Recent Comments
Loading...
Recent Comments

Penghapus + Bambu = Apotek + Pisang Goreng

31 October 2012

pohon kelapa

Salah satu hal yang paling nikmat dalam alur hari itu adalah saat sehabis mandi setelah seharian bergelut dengan aktivitas, apalagi saat itu adalah saat di sore hari ditambah dengan suasana yang cukup cerah, jauh dari hiruk pikuk kendaraan, menyaksikan satu dua orang yang lewat di luar sana, di sini di beranda sebuah rumah.

"Segerrrrrr...", Kata seseorang sambil mengucek-ngucek rambut yang masih basah dengan selembar handuk.

Ternyata ia tidak sendirian berada di beranda itu. Ada satu orang lagi yang sedang duduk terdiam di kursi di samping pintu masuk. Adalah hal yang wajar kalau dia terdiam karena dia sedang sendirian di beranda itu yang hanya ditemani oleh segelas kopi di atas meja di sampingnya, dan sebatang rokok yang terselip di ujung jarinya. Ia baru saja tiba sesaat tadi, sehabis bergelut dengan aktivitasnya seharian, dan belum sempat membersihkan diri. Tampng kucelnya masih belum terbasuh dan dia lebih memilih untuk rehat sejenak di beranda itu sebelum beranjak pergi untuk membersihkan badan.

Lamunannya pun buyar setelah mendengar suara tadi. Pandangannya beralih ke sosok yang baru saja keluar dari dalam rumah. Dengan sebuah setelan sarung sebagai pengganti celana dan baju kaos lusuh serta selembar handuk yang dikucek-kucekkan ke kepalanya, berhasil membuyarkan nikmatnya menghisap rokok, nikmatnya mereguk kopi hangat secara perlahan di sore hari dan nikmatnya duduk menarik napas dengan kedua kaki di tekuk ke atas yang juga diletakkan di atas kursi, seolah-olah lantai sedang kebanjiran.

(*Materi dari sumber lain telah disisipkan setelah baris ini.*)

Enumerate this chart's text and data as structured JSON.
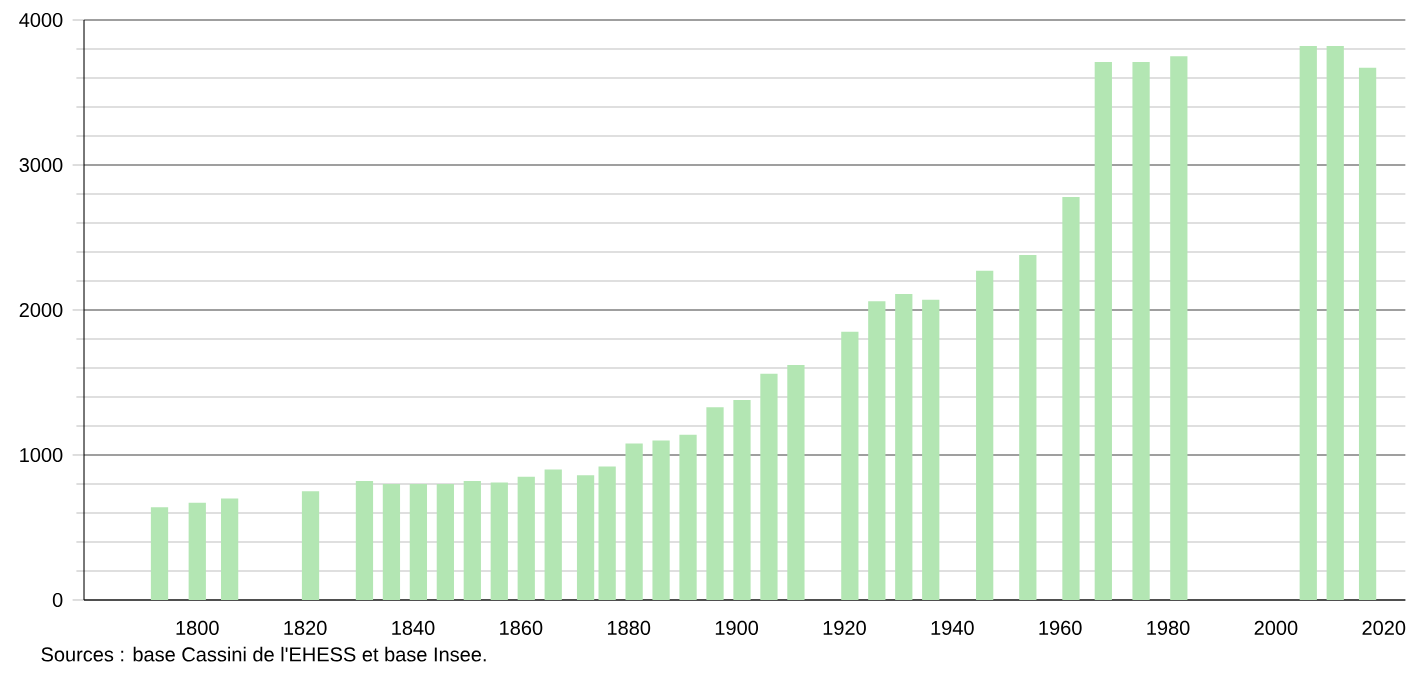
{
  "chart_data": {
    "type": "bar",
    "x": [
      1793,
      1800,
      1806,
      1821,
      1831,
      1836,
      1841,
      1846,
      1851,
      1856,
      1861,
      1866,
      1872,
      1876,
      1881,
      1886,
      1891,
      1896,
      1901,
      1906,
      1911,
      1921,
      1926,
      1931,
      1936,
      1946,
      1954,
      1962,
      1968,
      1975,
      1982,
      2006,
      2011,
      2017
    ],
    "values": [
      640,
      670,
      700,
      750,
      820,
      800,
      800,
      800,
      820,
      810,
      850,
      900,
      860,
      920,
      1080,
      1100,
      1140,
      1330,
      1380,
      1560,
      1620,
      1850,
      2060,
      2110,
      2070,
      2270,
      2380,
      2780,
      3710,
      3710,
      3750,
      3820,
      3820,
      3670
    ],
    "color": "#b3e6b3",
    "xlim": [
      1779,
      2024
    ],
    "xticks": [
      1800,
      1820,
      1840,
      1860,
      1880,
      1900,
      1920,
      1940,
      1960,
      1980,
      2000,
      2020
    ],
    "ylim": [
      0,
      4000
    ],
    "yticks": [
      0,
      1000,
      2000,
      3000,
      4000
    ],
    "grid": "y",
    "annotations": [
      "Sources : base Cassini de l'EHESS et base Insee."
    ]
  }
}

"Habis ngapain pake sarung?", ia pun memulai sebuah obrolan sekedar basa-basi, mungkin agar tak terlihat seperti orang aneh yang kurang kerjaan.

"Kagak..., biar seger aja. Celanaku kotor semua, dan yang dicuci belum kering sampai sekarang. Sekalian pengen 'absen' juga.", jawabnya menimpali pertanyaan yang baru saja di dengarnya setelah menyadari ia tidak sendirian berada di beranda itu.

"Absen??? Tumben-tumbenan kamu 'absen'. Habis kerasukan apa kamu? Emang masih didengar gitu? Atau jangan-jangan kamu habis...??", rentetan pertanyaan mengalir begitu saja dengan setelan bercanda ala si manusia kucel.

"Hahhh...??? Kok aku jadi keliatan aneh gini ya di matamu? Mungkin cuma aku jarang pake sarung saja di hadapan orang-orang, jadi keliatan seperti orang bener yaa, kau lihat? Hahahha..." jawab si manusia bersarung juga dengan candaan.

Bercanda adalah hal yang lumrah bagi mereka yang sama-sama perantau di daerah itu. Apalagi mereka cuma bagian kecil dari satu atap yang mereka sewa di tempat itu. Sedangkan anggota lainnya masih di luar sana, menyelesaikan pekerjaannya masing-masing. Jika semuanya sudah berkumpul, satu atap ini bisa berubah menjadi pasar yang tiba-tiba menjadi ramai layaknya adu alot penjual dan pembeli dalam tawar-menawar barang. Mungkin ini salah satu alasan untuk lebih bisa menikmati suasana yang belum cukup ramai ini.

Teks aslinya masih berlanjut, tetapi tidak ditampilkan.